The Employee Provident Fund (EPF) is used as a retirement and tax planning instrument. It is mandatory for all employees earning more than Rs 15,000 a month and working in an organisation with more than 20 employees to contribute to EPF.
Is EPF interest tax-free? Earlier, the interest earned on EPF was tax-free. However, in the budget session of 2021-22, the government introduced 10(11) and 10(12) in the Income Tax Act of 1961. It will make the interest on EPF contributions taxable above a certain level.
It is calculated based on your salary. The amount is deducted from the employee’s monthly wage towards a retirement corpus and accumulated in a particular account to be released on retirement. To know your EPF contribution, use an online EPF calculator. Until recently, the interest earned on the EPF fund was tax-free, which the government has now amended to prevent higher wage earners from exploiting tax loopholes.
We will discuss the old and the new tax regime and how it will impact the tax on EPF interest.
In the old system, the interest earned on the EPF interest was tax-free.
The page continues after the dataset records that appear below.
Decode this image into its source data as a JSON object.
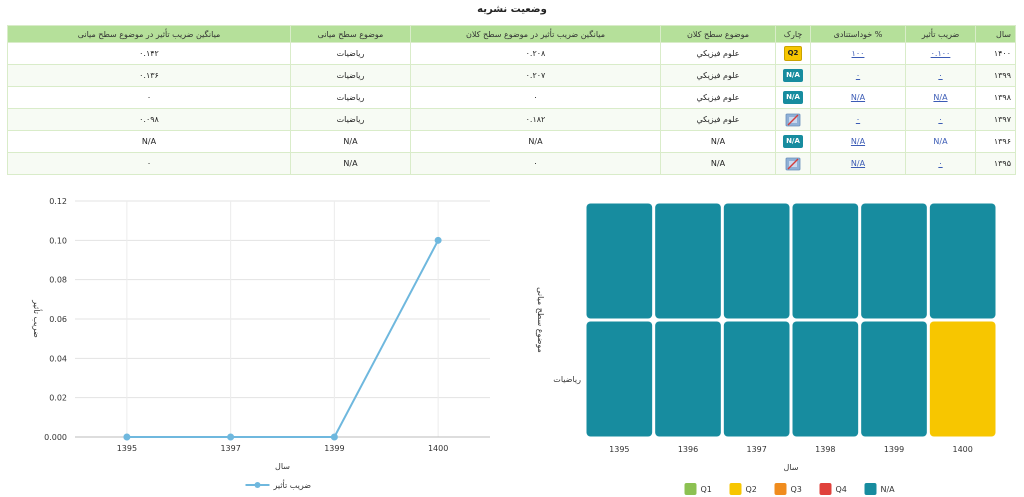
{
  "page_title": "وضعیت نشریه",
  "table": {
    "headers": {
      "year": "سال",
      "if": "ضریب تأثیر",
      "selfcite": "% خوداستنادی",
      "quartile": "چارک",
      "broad": "موضوع سطح کلان",
      "broad_avg": "میانگین ضریب تأثیر در موضوع سطح کلان",
      "mid": "موضوع سطح میانی",
      "mid_avg": "میانگین ضریب تأثیر در موضوع سطح میانی"
    },
    "rows": [
      {
        "year": "۱۴۰۰",
        "if": "۰.۱۰۰",
        "selfcite": "۱۰۰",
        "quartile": "Q2",
        "broad": "علوم فیزیکي",
        "broad_avg": "۰.۲۰۸",
        "mid": "رياضيات",
        "mid_avg": "۰.۱۴۲"
      },
      {
        "year": "۱۳۹۹",
        "if": "۰",
        "selfcite": "۰",
        "quartile": "N/A",
        "broad": "علوم فیزیکي",
        "broad_avg": "۰.۲۰۷",
        "mid": "رياضيات",
        "mid_avg": "۰.۱۳۶"
      },
      {
        "year": "۱۳۹۸",
        "if": "N/A",
        "selfcite": "N/A",
        "quartile": "N/A",
        "broad": "علوم فیزیکي",
        "broad_avg": "۰",
        "mid": "رياضيات",
        "mid_avg": "۰"
      },
      {
        "year": "۱۳۹۷",
        "if": "۰",
        "selfcite": "۰",
        "quartile": "none",
        "broad": "علوم فیزیکي",
        "broad_avg": "۰.۱۸۲",
        "mid": "رياضيات",
        "mid_avg": "۰.۰۹۸"
      },
      {
        "year": "۱۳۹۶",
        "if": "N/A",
        "selfcite": "N/A",
        "quartile": "N/A",
        "broad": "N/A",
        "broad_avg": "N/A",
        "mid": "N/A",
        "mid_avg": "N/A"
      },
      {
        "year": "۱۳۹۵",
        "if": "۰",
        "selfcite": "N/A",
        "quartile": "none",
        "broad": "N/A",
        "broad_avg": "۰",
        "mid": "N/A",
        "mid_avg": "۰"
      }
    ]
  },
  "colors": {
    "q1": "#8cc152",
    "q2": "#f7c600",
    "q3": "#f08c1e",
    "q4": "#e0413b",
    "na": "#178c9f",
    "line": "#6fb8de"
  },
  "chart_data": [
    {
      "type": "line",
      "x": [
        "1395",
        "1397",
        "1399",
        "1400"
      ],
      "series": [
        {
          "name": "ضریب تأثیر",
          "values": [
            0,
            0,
            0,
            0.1
          ]
        }
      ],
      "xlabel": "سال",
      "ylabel": "ضریب تأثیر",
      "yticks": [
        "0.000",
        "0.02",
        "0.04",
        "0.06",
        "0.08",
        "0.10",
        "0.12"
      ],
      "ylim": [
        0,
        0.12
      ],
      "grid": true,
      "legend": "bottom"
    },
    {
      "type": "heatmap",
      "x": [
        "1395",
        "1396",
        "1397",
        "1398",
        "1399",
        "1400"
      ],
      "rows": [
        "",
        "رياضيات"
      ],
      "cells": [
        [
          "N/A",
          "N/A",
          "N/A",
          "N/A",
          "N/A",
          "N/A"
        ],
        [
          "N/A",
          "N/A",
          "N/A",
          "N/A",
          "N/A",
          "Q2"
        ]
      ],
      "xlabel": "سال",
      "ylabel": "موضوع سطح میانی",
      "legend": [
        "Q1",
        "Q2",
        "Q3",
        "Q4",
        "N/A"
      ],
      "legend_position": "bottom"
    }
  ]
}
The contribution made by the employer towards employee EPF was also exempted under IT Act.
Tax exemption on the interest of EPF was available under section 80C of the IT Act 1961. Employees received tax benefits up to Rs 1.5 lakh per year. Employer contribution was tax exempted up to 12%. Beyond that, it was taxable. The interest earned on the EPF account was tax-free.
In the budget session of 2021-22, the government introduced new tax laws to make the interest earned on EPF taxable. The latest changes aim to restrict high-income earners depositing over the prescribed limit from receiving unwarranted benefits.
The government has changed the highest limit for tax-free interest income for private-sector employees to Rs 2.5 lakh. Government employees, however, can deposit up to Rs 5 lakhs in the absence of employer contribution without incurring taxes. Any excess amount deposited above the prescribed limit will now be taxed. Interests earned above the threshold amount of Rs 2.50 lakh will attract 10 percent TDS.
The tax implications will be different for private and public sector employees. Let’s clear it with the help of an example.
For instance, if a private sector employee contributes Rs 5 lakh towards EPF, under the new tax rules, he will have to pay tax on the extra Rs 2.5 lakh above the cut-off limit.
However, the situation is different for a public sector employee. If a government employee contributes Rs 6 lakh, he will have to pay tax on the excess amount of Rs 1 lakh.
Under the changed scenario, employees will have a provision to open two PF accounts – one will be a taxable account, and the other is a tax-free account.
The calculation involves two parts. One can use the formula below to calculate taxable income on the EPF account.
Part 1: The closing balance on the EPF account on March 31, 2022, is less than Rs 2.5 lakh or below Rs 5 for public employees, interest accrued and interest received on the contribution is below the limit.
Part 2: Any withdrawal from the PF account.
The non-taxable contribution is the aggregate of Part 1 minus Part B.
It is the aggregate of the following components.
Part 1: Any contribution made above Rs 2.5 or Rs 5 lakh as applied and interest accrued on the contribution.
Part 2: Withdrawals from the account.
The tax on EPF interest is calculated on the difference between Part 1 and Part 2.
With the new changes in tax on EPF interest, the government aims to broaden the tax base and improve direct tax collection. It will help tax administrators to prevent high-income earners from exploiting the loopholes and increase tax collection. Try alternative investment options if you want to lower your tax burden and earn higher profit. The current PF interest rate is 8.1 percent, the lowest in 40 years.